Land Value & Improvements

The breakdown of land value and the value given to improvements is critical if the home being purchased is in need of serious repair. They will check to make sure the improvements have a minimum value. If the improvements are valued too low, they may consider the financing based on the land only, or as a purchase plus improvements.  They will also look at the remaining economic life of the property to ensure the amortization of the mortgage does not exceed the life left in the dwelling. Some lenders require a 5 year buffer between the remaining economic life and the maximum amortization.


This is an important factor in the bank’s risk assessment in the event of foreclosure. Lenders do not like to foreclose on properties, but they do need to know that if this unfortunate scenario unfolds, they will be able to sell the property quickly. A property that scores lower on the marketability scale may still be considered, but with a lower loan-to-value ratio. 

Market or Economic Rent

If the home has a suite or is being purchased for rental purposes, the bank will often rely on the appraiser’s professional assessment of what the potential rental income will be with a Market Rent Report. Appraisers will take into account what the current rents are for similar properties in age, quality, size, and location.  The rental estimate will be based on long term tenancy. Lenders will not work with short term nightly rental income, or roommate income for qualification purposes.

Insured Mortgages

If you are obtaining an insured mortgage through CMHC, Sagen, or Canada Guaranty, chances are you will not need an appraisal. If the property passes through the insurers’ valuation system, the property will be auto approved. In some cases, they will ask for an appraisal to be done depending on the overall risk profile of the application, and the property type/location. 

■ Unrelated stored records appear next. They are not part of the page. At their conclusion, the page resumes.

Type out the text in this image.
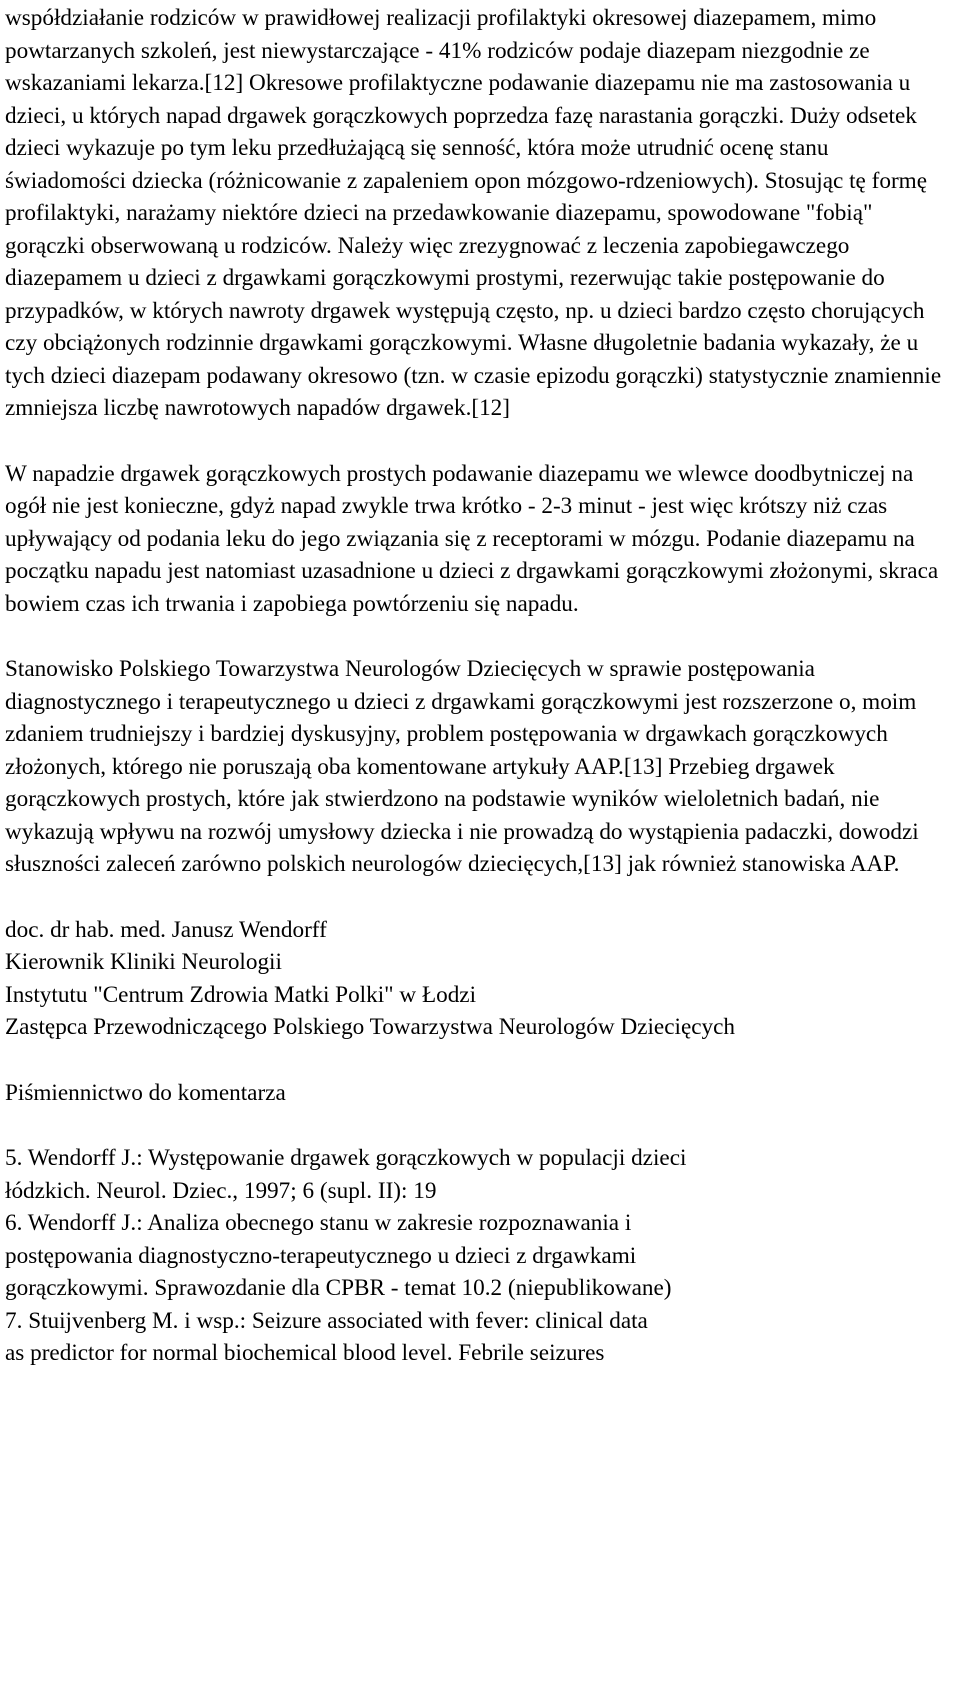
współdziałanie rodziców w prawidłowej realizacji profilaktyki okresowej diazepamem, mimo powtarzanych szkoleń, jest niewystarczające - 41% rodziców podaje diazepam niezgodnie ze wskazaniami lekarza.[12] Okresowe profilaktyczne podawanie diazepamu nie ma zastosowania u dzieci, u których napad drgawek gorączkowych poprzedza fazę narastania gorączki. Duży odsetek dzieci wykazuje po tym leku przedłużającą się senność, która może utrudnić ocenę stanu świadomości dziecka (różnicowanie z zapaleniem opon mózgowo-rdzeniowych). Stosując tę formę profilaktyki, narażamy niektóre dzieci na przedawkowanie diazepamu, spowodowane "fobią" gorączki obserwowaną u rodziców. Należy więc zrezygnować z leczenia zapobiegawczego diazepamem u dzieci z drgawkami gorączkowymi prostymi, rezerwując takie postępowanie do przypadków, w których nawroty drgawek występują często, np. u dzieci bardzo często chorujących czy obciążonych rodzinnie drgawkami gorączkowymi. Własne długoletnie badania wykazały, że u tych dzieci diazepam podawany okresowo (tzn. w czasie epizodu gorączki) statystycznie znamiennie zmniejsza liczbę nawrotowych napadów drgawek.[12]

W napadzie drgawek gorączkowych prostych podawanie diazepamu we wlewce doodbytniczej na ogół nie jest konieczne, gdyż napad zwykle trwa krótko - 2-3 minut - jest więc krótszy niż czas upływający od podania leku do jego związania się z receptorami w mózgu. Podanie diazepamu na początku napadu jest natomiast uzasadnione u dzieci z drgawkami gorączkowymi złożonymi, skraca bowiem czas ich trwania i zapobiega powtórzeniu się napadu.

Stanowisko Polskiego Towarzystwa Neurologów Dziecięcych w sprawie postępowania diagnostycznego i terapeutycznego u dzieci z drgawkami gorączkowymi jest rozszerzone o, moim zdaniem trudniejszy i bardziej dyskusyjny, problem postępowania w drgawkach gorączkowych złożonych, którego nie poruszają oba komentowane artykuły AAP.[13] Przebieg drgawek gorączkowych prostych, które jak stwierdzono na podstawie wyników wieloletnich badań, nie wykazują wpływu na rozwój umysłowy dziecka i nie prowadzą do wystąpienia padaczki, dowodzi słuszności zaleceń zarówno polskich neurologów dziecięcych,[13] jak również stanowiska AAP.

doc. dr hab. med. Janusz Wendorff

Kierownik Kliniki Neurologii

Instytutu "Centrum Zdrowia Matki Polki" w Łodzi

Zastępca Przewodniczącego Polskiego Towarzystwa Neurologów Dziecięcych

Piśmiennictwo do komentarza

5. Wendorff J.: Występowanie drgawek gorączkowych w populacji dzieci

łódzkich. Neurol. Dziec., 1997; 6 (supl. II): 19

6. Wendorff J.: Analiza obecnego stanu w zakresie rozpoznawania i

postępowania diagnostyczno-terapeutycznego u dzieci z drgawkami

gorączkowymi. Sprawozdanie dla CPBR - temat 10.2 (niepublikowane)

7. Stuijvenberg M. i wsp.: Seizure associated with fever: clinical data

as predictor for normal biochemical blood level. Febrile seizures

Appraisal Management Systems

If the bank does require an appraisal to finalize your approval, it will most likely be required to be ordered through an appraisal management portal, such as Solidifi or Nationwide Appraisal Services. The property information is input into the system and then referred to a bank approved appraiser. The appraiser will reach out to the realtor, or to you, for access to the property, depending on if the transaction is a purchase or a refinance. When the appraisal is completed, the  report is uploaded to the portal. This is done to prevent fraud and to ensure authenticity. Technically, the lender is the owner of the appraisal, even if the cost is passed on to you. It is not common practice for the bank or lender to provide a copy of the report to the borrower.